Y Gloria fue una bandera que estaba ahí, espléndida. Aunque le doliera lo que le doliera, aunque esos malditos temas respiratorios la tenían a veces a maltraer, si a la hora había una conferencia de prensa llegaba resplandeciente, con el maquillaje justo, el atuendo a la moda y revoleando las capas, mientras algún sombrero coqueto asomaba sin tapujos. No importaba que un rato antes, en el teléfono, dijera, casi sin voz: «No puedo moverme. No sé si podré ir». Ahí estaba brillando la Emperatriz, como si nada, como si toda aquella previa fuera una tragedia surgida de un breve sueño.

Cuando murió mi padre, que se durmió eternamente en una siesta del sillón del comedor, mi inexperiencia ante la muerte cercana me hizo llamar a Gloria. Y ella estuvo ahí, al instante. Cuando mi madre no despertó de su letargo nocturno, en medio de una paz preparada por varios días diciendo que mi padre la requería, Gloria también estuvo ahí, al firme.

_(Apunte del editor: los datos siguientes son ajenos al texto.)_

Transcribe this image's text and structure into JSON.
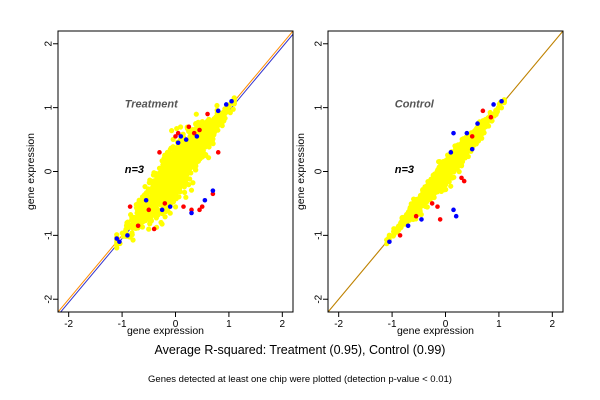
{
  "captions": {
    "main": "Average R-squared: Treatment (0.95), Control (0.99)",
    "sub": "Genes detected at least one chip were plotted (detection p-value < 0.01)"
  },
  "colors": {
    "point_main": "#ffff00",
    "point_red": "#ff0000",
    "point_blue": "#0000ff",
    "identity_line": "#ff8c00",
    "fit_line": "#3333cc",
    "fit_line_control": "#b8860b"
  },
  "chart_data": [
    {
      "type": "scatter",
      "title": "Treatment",
      "annotation": "n=3",
      "xlabel": "gene expression",
      "ylabel": "gene expression",
      "xlim": [
        -2.2,
        2.2
      ],
      "ylim": [
        -2.2,
        2.2
      ],
      "xticks": [
        "-2",
        "-1",
        "0",
        "1",
        "2"
      ],
      "yticks": [
        "-2",
        "-1",
        "0",
        "1",
        "2"
      ],
      "grid": false,
      "lines": [
        {
          "name": "identity",
          "slope": 1.0,
          "intercept": 0.0,
          "color": "#ff8c00"
        },
        {
          "name": "fit",
          "slope": 1.0,
          "intercept": -0.05,
          "color": "#3333cc"
        }
      ],
      "cloud": {
        "x_range": [
          -1.1,
          1.1
        ],
        "spread": 0.45,
        "color": "#ffff00"
      },
      "series": [
        {
          "color": "#ff0000",
          "points": [
            [
              0.05,
              0.6
            ],
            [
              0.0,
              0.55
            ],
            [
              0.45,
              0.65
            ],
            [
              0.35,
              0.6
            ],
            [
              0.7,
              -0.35
            ],
            [
              0.5,
              -0.55
            ],
            [
              0.45,
              -0.6
            ],
            [
              -0.5,
              -0.6
            ],
            [
              -0.2,
              -0.5
            ],
            [
              -0.3,
              0.3
            ],
            [
              0.15,
              -0.55
            ],
            [
              0.25,
              0.7
            ],
            [
              0.6,
              0.9
            ],
            [
              -0.7,
              -0.85
            ],
            [
              -0.4,
              -0.9
            ],
            [
              -0.85,
              -0.55
            ],
            [
              0.8,
              0.3
            ],
            [
              0.3,
              -0.6
            ]
          ]
        },
        {
          "color": "#0000ff",
          "points": [
            [
              0.1,
              0.55
            ],
            [
              0.05,
              0.45
            ],
            [
              0.4,
              0.55
            ],
            [
              0.7,
              -0.3
            ],
            [
              0.55,
              -0.45
            ],
            [
              -0.1,
              -0.55
            ],
            [
              -1.05,
              -1.1
            ],
            [
              -1.1,
              -1.05
            ],
            [
              0.95,
              1.05
            ],
            [
              1.05,
              1.1
            ],
            [
              0.3,
              -0.65
            ],
            [
              -0.9,
              -1.0
            ],
            [
              -0.55,
              -0.45
            ],
            [
              0.8,
              0.95
            ],
            [
              -0.25,
              -0.6
            ],
            [
              0.2,
              0.5
            ]
          ]
        }
      ]
    },
    {
      "type": "scatter",
      "title": "Control",
      "annotation": "n=3",
      "xlabel": "gene expression",
      "ylabel": "gene expression",
      "xlim": [
        -2.2,
        2.2
      ],
      "ylim": [
        -2.2,
        2.2
      ],
      "xticks": [
        "-2",
        "-1",
        "0",
        "1",
        "2"
      ],
      "yticks": [
        "-2",
        "-1",
        "0",
        "1",
        "2"
      ],
      "grid": false,
      "lines": [
        {
          "name": "identity",
          "slope": 1.0,
          "intercept": 0.0,
          "color": "#ff8c00"
        },
        {
          "name": "fit",
          "slope": 1.0,
          "intercept": 0.0,
          "color": "#b8860b"
        }
      ],
      "cloud": {
        "x_range": [
          -1.1,
          1.1
        ],
        "spread": 0.2,
        "color": "#ffff00"
      },
      "series": [
        {
          "color": "#ff0000",
          "points": [
            [
              -0.15,
              -0.55
            ],
            [
              -0.1,
              -0.75
            ],
            [
              0.35,
              -0.15
            ],
            [
              0.85,
              0.85
            ],
            [
              0.7,
              0.95
            ],
            [
              -0.55,
              -0.7
            ],
            [
              0.3,
              -0.1
            ],
            [
              -0.25,
              -0.5
            ],
            [
              0.5,
              0.55
            ],
            [
              -0.85,
              -1.0
            ]
          ]
        },
        {
          "color": "#0000ff",
          "points": [
            [
              0.15,
              0.6
            ],
            [
              0.15,
              -0.6
            ],
            [
              0.2,
              -0.7
            ],
            [
              0.5,
              0.35
            ],
            [
              -1.05,
              -1.1
            ],
            [
              0.9,
              1.05
            ],
            [
              1.05,
              1.1
            ],
            [
              -0.45,
              -0.75
            ],
            [
              0.6,
              0.75
            ],
            [
              -0.7,
              -0.85
            ],
            [
              0.1,
              0.3
            ],
            [
              0.4,
              0.6
            ]
          ]
        }
      ]
    }
  ]
}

Solía decirme que era una suerte de hijo adoptivo. No sé. Un hijo medio boludo que no supo llevarle ese libro que tanto deseaba. O que la llamaba para desearle el feliz cumple número 88 y para decirle que en la quiniela ese número era soñar con el papa.

Tanto para contar de Gloire. Sus tiempos al frente de la Cofonte (Comisión del Fondo Nacional de Teatro), sus idas a ver teatro al interior, su nombramiento como ciudadana ilustre por la intendencia –que curiosamente no estuvo en su velatorio–, su incondicional amor al Teatro Circular, aquel de sus comienzos, pero también a todo el teatro de este tan ingrato Uruguay. Y si hoy muchos jóvenes y muchos que no lo son no se acuerdan de Gloria, piensen sin duda que se fue una mujer de armas tomar, tierna cuando quería, pero tajante cuando había que serlo. Divertida y protagonista indudable del lugar al que llegaba. Enamorada del teatro, del arte en general, del periodismo, de su marido Enrique, de su hijo Quique y de sus nietos. La amiga que estaba ahí cuando la vida lo requería. Y que, a pesar de las lejanías que uno provocaba por simple dejadez, siempre resonaba esa voz en el teléfono –de línea, porque odiaba el celular–, que terminaba con el «soy Gloria», como si pudiera ser otra. ¿Qué otra Gloria emperatriz podía haber en el firmamento nacional? Y se fue un sábado, día típico de función. ¿No se habrá quedado en la platea aferrada a la eternidad del instante, en ese mundo que era su inevitable destino?